Industrial Magistrate Coleman emphasised that the owners had shown a "blatant disregard" for the compliance regime and their obligations as employers.
Private Sector Labour Relations Director Cara Breuder said the $31,000 penalty reflects the seriousness of the misconduct and takes into consideration the circumstances of the young, vulnerable employee.
ATO disagrees with AAT ruling to claim deductions for occupancy costs
The Hall case, decided by the Administrative Appeals Tribunal (AAT), involved ABC radio presenter Ned Hall who claimed occupancy costs for using a second bedroom in his apartment as a home office during the COVID-19 pandemic. The AAT ruled that Hall was entitled to claim occupancy and car expenses, finding they were directly linked to the earning of assessable income. This decision challenges the ATO's long-standing position that home office occupancy expenses, such as rent and mortgage interest, are generally not deductible unless the space is considered a "place of business." The ATO has lodged an appeal to the Federal Court against the decision. If upheld, the ruling could allow employees to claim significant deductions for occupancy costs, which may have substantial budgetary implications. The case is considered important in the context of modern work arrangements, where many employees perform substantial duties from home, and highlights the need for taxpayers to carefully consider eligibility for home office deductions while awaiting the outcome of the appeal.
ATO plots holiday home tax deduction crackdown - TR 2025/D1
Finally on some personal tax considerations, the ATO has released draft ruling TR 2025/D1, which targets tax deductions for holiday homes and short-term rental properties.
The ruling applies to individuals who own rental properties but are not operating a business.
It requires that all amounts received for property use be declared as assessable income, including payments from short-term guests, long-term tenants, and friends or family paying discounted rent. Deductions for expenses such as interest, rates, insurance, and maintenance will be reduced or denied if the property is mainly used personally or rented out in non-commercial ways. The ruling clarifies that simply advertising a property for rent is not sufficient to claim deductions, and genuine commercial intent must be demonstrated.

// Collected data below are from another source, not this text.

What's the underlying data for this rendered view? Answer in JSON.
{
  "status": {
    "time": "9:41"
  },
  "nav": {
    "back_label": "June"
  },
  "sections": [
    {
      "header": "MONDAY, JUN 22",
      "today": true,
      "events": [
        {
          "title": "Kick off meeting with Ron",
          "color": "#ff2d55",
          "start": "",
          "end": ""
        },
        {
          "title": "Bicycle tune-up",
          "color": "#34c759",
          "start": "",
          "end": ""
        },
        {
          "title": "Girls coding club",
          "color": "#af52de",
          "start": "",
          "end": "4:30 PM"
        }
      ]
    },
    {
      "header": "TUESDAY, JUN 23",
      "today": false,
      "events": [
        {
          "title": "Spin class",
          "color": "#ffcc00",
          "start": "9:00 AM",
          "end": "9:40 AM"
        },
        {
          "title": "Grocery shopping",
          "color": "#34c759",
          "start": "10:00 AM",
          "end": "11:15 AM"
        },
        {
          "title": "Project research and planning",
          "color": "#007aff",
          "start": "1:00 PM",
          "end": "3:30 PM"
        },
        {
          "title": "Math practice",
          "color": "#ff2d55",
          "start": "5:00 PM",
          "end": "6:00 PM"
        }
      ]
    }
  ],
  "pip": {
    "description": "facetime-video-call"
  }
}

Owners who use their holiday homes during peak rental periods or rent them below market rates will face stricter limits on deductions. Under section 26-50 of the Income Tax Assessment Act 1997, certain holiday homes will be classified as leisure facilities, meaning deductions are not allowed unless the property is primarily used to produce assessable income.
The ATO is particularly monitoring owners who use holiday homes during peak rental periods or rent them below market value, as these situations suggest personal use.
The ATO has also issued two new Practical Compliance Guidelines PCG 2025/D6 and PCG 2025/D7 to outline how rental income reporting, private use, and deductibility will be assessed. This draft ruling replaces older guidance (IT 2167) and reflects the ATO's concern that many taxpayers have been claiming deductions for properties primarily used for personal enjoyment.